Всей своей многотрудной жизнью Аввакум стремился следовать этому идеалу. Но ох как тяжело даже такому убежденному «староверу» и ревнителю древнего благочестия укрыться в век гордецов (то есть становящегося самосознания личности) от поветрия и «заразы» своего времени. Да, он смирен, жалеет своих врагов, молится о своих мучителях, страстно желает их прозрения[439]. Но нет–нет да и взыграет в нем новое время, вскипит и его гордыня, и готов он уже в помыслах своих, а то и на деле перерезать да перевешать Никона и никониан. Нет на них, сетует он тогда, «миленькаго царя Ивана Васильевича» (29), и сам готов собственноручно «перепластать» «во един час» всех врагов «истинной» веры (ЖА 206).
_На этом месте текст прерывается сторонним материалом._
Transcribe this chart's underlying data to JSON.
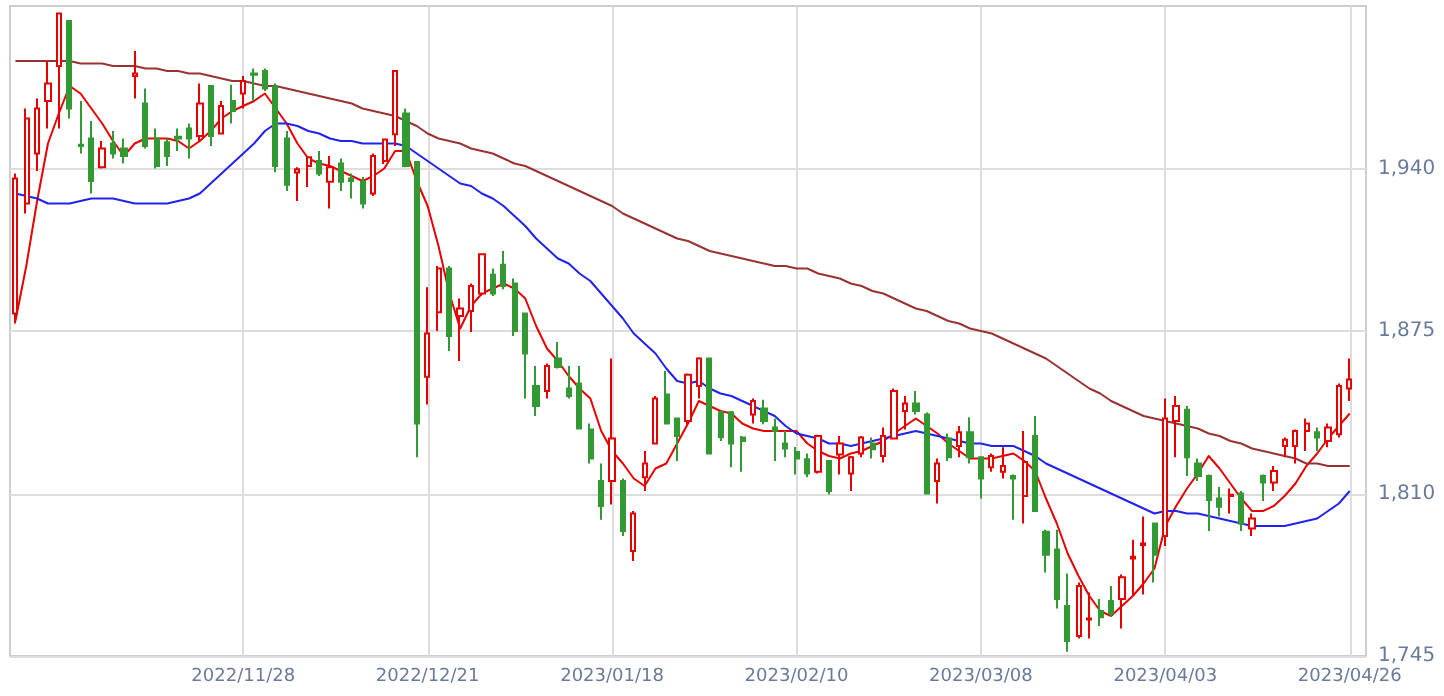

Что иное, как не взыгравшая гордыня, борьба за лидерство в расколе, заставляет его допускать безнравственные поступки по отношению к своему духовному сыну и «соузнику» дьякону Федору, обвинявшему Аввакума в ереси, —похищать с помощью подкупленной стражи, искажать и уничтожать его сочинения, порочить его перед единоверцами (257, 248), выдавать его сотнику за отлучки по ночам из ямы. За это его, как пишет сам Федор, сильно били и держали голым на морозе «часа с два. А друзи мои зряще мя и смеющеся!» (МдИР 6, 131).
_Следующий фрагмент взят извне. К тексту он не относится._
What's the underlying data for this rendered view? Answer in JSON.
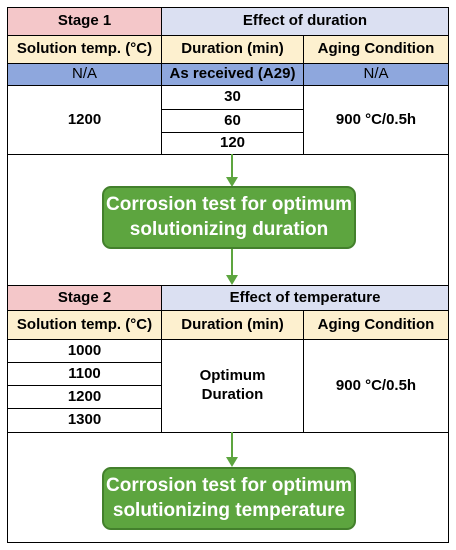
{
  "stage1": {
    "stage_label": "Stage 1",
    "effect_label": "Effect of duration",
    "headers": {
      "solution_temp": "Solution temp. (°C)",
      "duration": "Duration (min)",
      "aging": "Aging Condition"
    },
    "reference_row": {
      "solution_temp": "N/A",
      "duration": "As received (A29)",
      "aging": "N/A"
    },
    "solution_temp_value": "1200",
    "durations": [
      "30",
      "60",
      "120"
    ],
    "aging_value": "900 °C/0.5h"
  },
  "step1": {
    "line1": "Corrosion test for optimum",
    "line2": "solutionizing duration"
  },
  "stage2": {
    "stage_label": "Stage 2",
    "effect_label": "Effect of temperature",
    "headers": {
      "solution_temp": "Solution temp. (°C)",
      "duration": "Duration (min)",
      "aging": "Aging Condition"
    },
    "temperatures": [
      "1000",
      "1100",
      "1200",
      "1300"
    ],
    "duration_line1": "Optimum",
    "duration_line2": "Duration",
    "aging_value": "900 °C/0.5h"
  },
  "step2": {
    "line1": "Corrosion test for optimum",
    "line2": "solutionizing temperature"
  },
  "colors": {
    "stage_header": "#f4c7c9",
    "effect_header": "#dbe0f2",
    "column_header": "#fdf0cf",
    "reference_row": "#8ea7dd",
    "process_box": "#5da53f",
    "arrow": "#5da53f"
  }
}
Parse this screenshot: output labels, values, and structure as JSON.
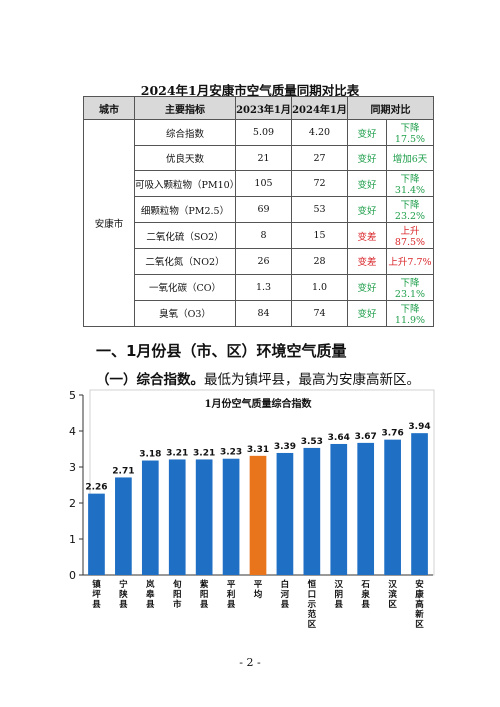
{
  "table": {
    "title": "2024年1月安康市空气质量同期对比表",
    "headers": [
      "城市",
      "主要指标",
      "2023年1月",
      "2024年1月",
      "同期对比"
    ],
    "city": "安康市",
    "rows": [
      {
        "indicator": "综合指数",
        "y2023": "5.09",
        "y2024": "4.20",
        "status": "变好",
        "change": "下降17.5%",
        "trend": "good"
      },
      {
        "indicator": "优良天数",
        "y2023": "21",
        "y2024": "27",
        "status": "变好",
        "change": "增加6天",
        "trend": "good"
      },
      {
        "indicator": "可吸入颗粒物（PM10）",
        "y2023": "105",
        "y2024": "72",
        "status": "变好",
        "change": "下降31.4%",
        "trend": "good"
      },
      {
        "indicator": "细颗粒物（PM2.5）",
        "y2023": "69",
        "y2024": "53",
        "status": "变好",
        "change": "下降23.2%",
        "trend": "good"
      },
      {
        "indicator": "二氧化硫（SO2）",
        "y2023": "8",
        "y2024": "15",
        "status": "变差",
        "change": "上升87.5%",
        "trend": "bad"
      },
      {
        "indicator": "二氧化氮（NO2）",
        "y2023": "26",
        "y2024": "28",
        "status": "变差",
        "change": "上升7.7%",
        "trend": "bad"
      },
      {
        "indicator": "一氧化碳（CO）",
        "y2023": "1.3",
        "y2024": "1.0",
        "status": "变好",
        "change": "下降23.1%",
        "trend": "good"
      },
      {
        "indicator": "臭氧（O3）",
        "y2023": "84",
        "y2024": "74",
        "status": "变好",
        "change": "下降11.9%",
        "trend": "good"
      }
    ]
  },
  "section_heading": "一、1月份县（市、区）环境空气质量",
  "paragraph": {
    "lead": "（一）综合指数。",
    "text": "最低为镇坪县，最高为安康高新区。"
  },
  "chart_data": {
    "type": "bar",
    "title": "1月份空气质量综合指数",
    "categories": [
      "镇坪县",
      "宁陕县",
      "岚皋县",
      "旬阳市",
      "紫阳县",
      "平利县",
      "平均",
      "白河县",
      "恒口示范区",
      "汉阴县",
      "石泉县",
      "汉滨区",
      "安康高新区"
    ],
    "values": [
      2.26,
      2.71,
      3.18,
      3.21,
      3.21,
      3.23,
      3.31,
      3.39,
      3.53,
      3.64,
      3.67,
      3.76,
      3.94
    ],
    "highlight_category": "平均",
    "ylim": [
      0,
      5
    ],
    "yticks": [
      0,
      1,
      2,
      3,
      4,
      5
    ],
    "colors": {
      "bar": "#1f6fc5",
      "highlight": "#e8741c"
    }
  },
  "footer": {
    "page": "- 2 -"
  }
}
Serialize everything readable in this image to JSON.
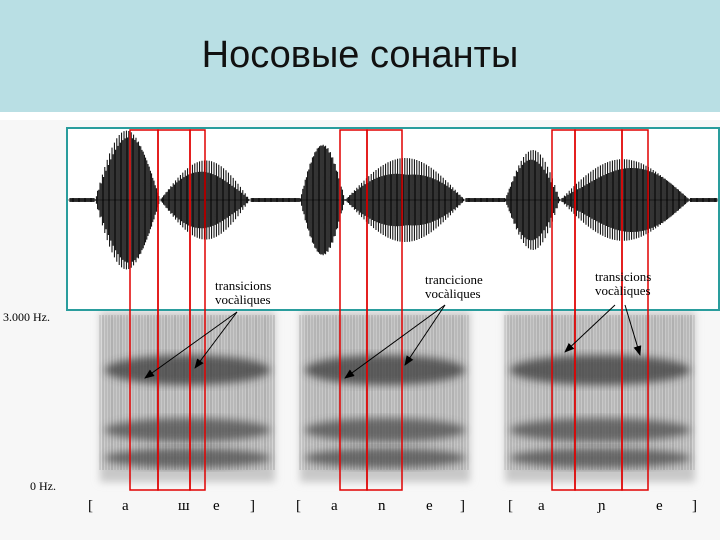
{
  "title": "Носовые сонанты",
  "figure": {
    "axis_labels": {
      "top": "3.000 Hz.",
      "bottom": "0 Hz."
    },
    "annotations": [
      [
        "transicions",
        "vocàliques"
      ],
      [
        "trancicione",
        "vocàliques"
      ],
      [
        "transicions",
        "vocàliques"
      ]
    ],
    "transcriptions": [
      [
        "[",
        "a",
        "ш",
        "e",
        "]"
      ],
      [
        "[",
        "a",
        "n",
        "e",
        "]"
      ],
      [
        "[",
        "a",
        "ɲ",
        "e",
        "]"
      ]
    ]
  }
}
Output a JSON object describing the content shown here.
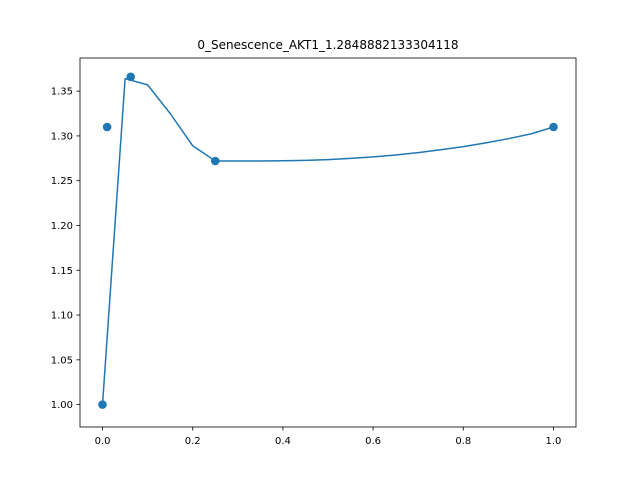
{
  "chart_data": {
    "type": "line",
    "title": "0_Senescence_AKT1_1.2848882133304118",
    "xlabel": "",
    "ylabel": "",
    "xlim": [
      -0.05,
      1.05
    ],
    "ylim": [
      0.975,
      1.387
    ],
    "grid": false,
    "x_ticks": [
      0.0,
      0.2,
      0.4,
      0.6,
      0.8,
      1.0
    ],
    "x_tick_labels": [
      "0.0",
      "0.2",
      "0.4",
      "0.6",
      "0.8",
      "1.0"
    ],
    "y_ticks": [
      1.0,
      1.05,
      1.1,
      1.15,
      1.2,
      1.25,
      1.3,
      1.35
    ],
    "y_tick_labels": [
      "1.00",
      "1.05",
      "1.10",
      "1.15",
      "1.20",
      "1.25",
      "1.30",
      "1.35"
    ],
    "series": [
      {
        "kind": "line",
        "color": "#1f77b4",
        "x": [
          0.0,
          0.05,
          0.1,
          0.15,
          0.2,
          0.25,
          0.3,
          0.35,
          0.4,
          0.45,
          0.5,
          0.55,
          0.6,
          0.65,
          0.7,
          0.75,
          0.8,
          0.85,
          0.9,
          0.95,
          1.0
        ],
        "y": [
          1.0,
          1.364,
          1.357,
          1.325,
          1.289,
          1.272,
          1.272,
          1.272,
          1.2722,
          1.2727,
          1.2736,
          1.2749,
          1.2766,
          1.2787,
          1.2814,
          1.2845,
          1.2881,
          1.2922,
          1.2969,
          1.3023,
          1.31
        ]
      },
      {
        "kind": "scatter",
        "color": "#1f77b4",
        "x": [
          0.0,
          0.01,
          0.0625,
          0.25,
          1.0
        ],
        "y": [
          1.0,
          1.31,
          1.366,
          1.272,
          1.31
        ]
      }
    ]
  }
}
Человеческое, даже «слишком человеческое» нередко обуревало в жизни одного из последних великих столпов средневековой идеологии. И это тоже примета и знамение времени. Именно в нем причина, может быть, чрезмерной по меркам классического Средневековья страстности Аввакума, его повышенной эмоциональности, неподдельного гнева (греховного по христианской этике) в борьбе за традиционную нравственность, пошатнувшуюся веру. В своих обращениях и посланиях он не академический проповедник (и тем более не схоласт), а горлопан и мятежник. Лирико–эпические тона типа приведенного выше отрывка о пятой божественной заповеди не характерны для нашего автора. Да и земляная тюрьма, в которой можно сидеть только голым, с одним крестом на шее, выбрасывая свои экскременты лопатой в одно–единственное окошко и через него же получая пищу[440], —эта «кафедра» вряд ли способствовала академическим тонам неизвестно чем и на чем писанных сочинений—этих криков мятущейся о вере души. Аввакум не проповедует, а «кричит» и «грызется» за «истинну». Апология в период кризиса средневековых духовных ценностей превращается у него в экстатический, надрывный вопль сердца, в некую словесно выраженную экзальтацию смертельно раненного духа. Нечто подобное, хотя и во многом далекое и возникшее на совсем иной почве, но все‑таки подобное мы встречаем совсем в другом конце христианской ойкумены—в испанском искусстве XVI‑XVII вв.[441]
Традиционная средневековая этика (а она, как мы увидим, перетекает и в эстетику), вроде бы традиционно изложенная, приобретает у расколоучителей какое‑то нетрадиционное внутреннее напряжение, чреватое надрывом и даже слепым фанатизмом.